Par ailleurs, l’on note un déséquilibre de représentation dans la commission centrale de la CEI en faveur du pouvoir qui compte 6 membres (1 représentant du chef de l’État, 1 du ministère de l’Intérieur, 1 du Conseil national de la magistrature, 3 du parti au pouvoir) contre 3 pour les partis politiques de l’opposition. Cela se traduit aussi dans les commissions locales où il y a 4 représentants du pouvoir contre 3 de l’opposition. Grâce à sa surreprésentation, le pouvoir pourra continuer de tirer les ficelles. Ainsi, la CEI ne peut pas être indépendante, ce qui viole l’arrêt de la CADHP du 26 novembre 2016, qui avait jugé que : « l’Etat a violé son obligation de créer un organe électoral indépendant et impartial, prévu par l’article 17 de la charte africaine sur la démocratie et l’article 3 du protocole de la CEDEAO sur la démocratie et qui a également, par voie de conséquence, violé son obligation de protéger le droit des citoyens de participer librement à la direction des affaires publiques de leur pays, garanti par l’article 13 (1) et (2) de la charte africaine des droits de l’homme et des peuples.

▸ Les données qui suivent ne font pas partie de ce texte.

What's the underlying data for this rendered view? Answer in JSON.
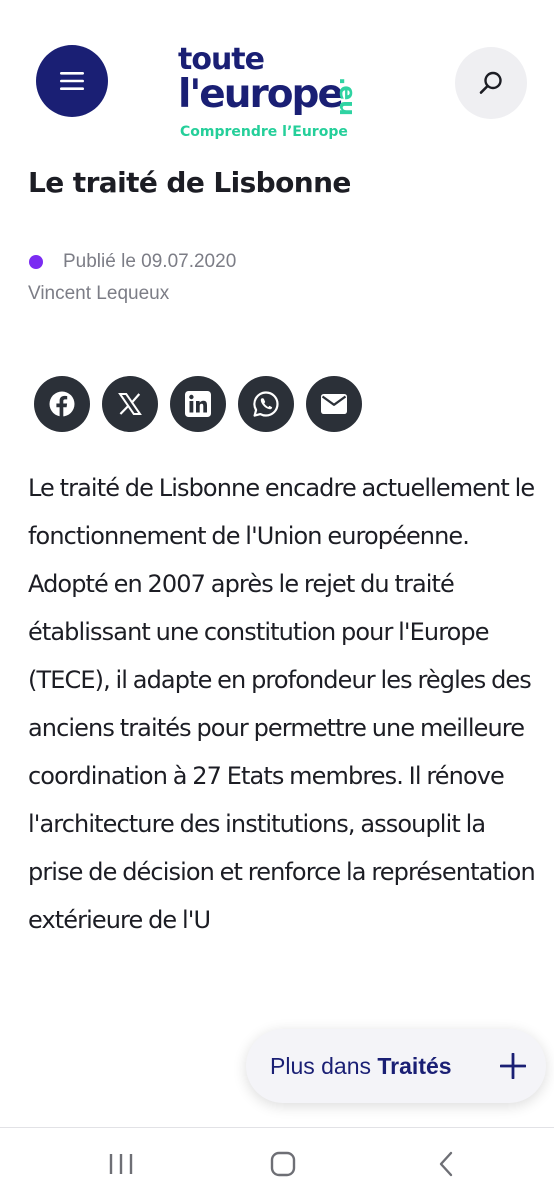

Et son obligation de protéger le droit à une égale protection de la loi, garanti par l’article 10 (3) de la Charte Africaine sur la démocratie, l’article 3 (2) de la Charte Africaine des droits de l’homme et des peuples et l’article 26 du Pacte International relatif aux Droits Civils et Politiques. »
Les conséquences pour le processus électoral de 2020
Le manque d’indépendance de la CEI aura certainement des effets négatifs sur le processus électoral de 2020. Le pouvoir aura la marge de manipuler les règles du jeu. Des fraudes sur le fichier électoral pourraient survenir, notamment par l’adjonction de personnes qui ne remplissent pas les conditions requises. A ce propos, le président du parti démocratique de Côte d’Ivoire (PDCI), Konan Bédié dénonçait dernièrement, une fraude sur l’identité dans la commune d’Abobo (fief du camp présidentiel à Abidjan) dans le but de délivrer des documents d’identité à des non-ivoiriens. Des pratiques similaires pourraient gonfler frauduleusement la liste électorale et biaiser ainsi le scrutin. Aussi, les commissions locales pourraient dans les centres de votes manipuler les résultats avant qu’ils ne parviennent à la commission centrale de la CEI. A ce niveau, dans l’hypothèse où les résultats ne seraient pas favorables au pouvoir, ses pions pourraient les inverser. Ainsi, dans un tel contexte, les résultats de la présidentielle pourraient être contestés, ce qui entrainerait des violences électorales. C’est pourquoi, la conférence épiscopale et le conseil supérieur des imams
ont exprimé leurs inquiétudes sur la possibilité d’une crise électorale en interpellant le gouvernement pour qu’il crée les conditions pour l’éviter. Malheureusement, la CEI non indépendante pourrait plonger de nouveau le pays dans le chaos.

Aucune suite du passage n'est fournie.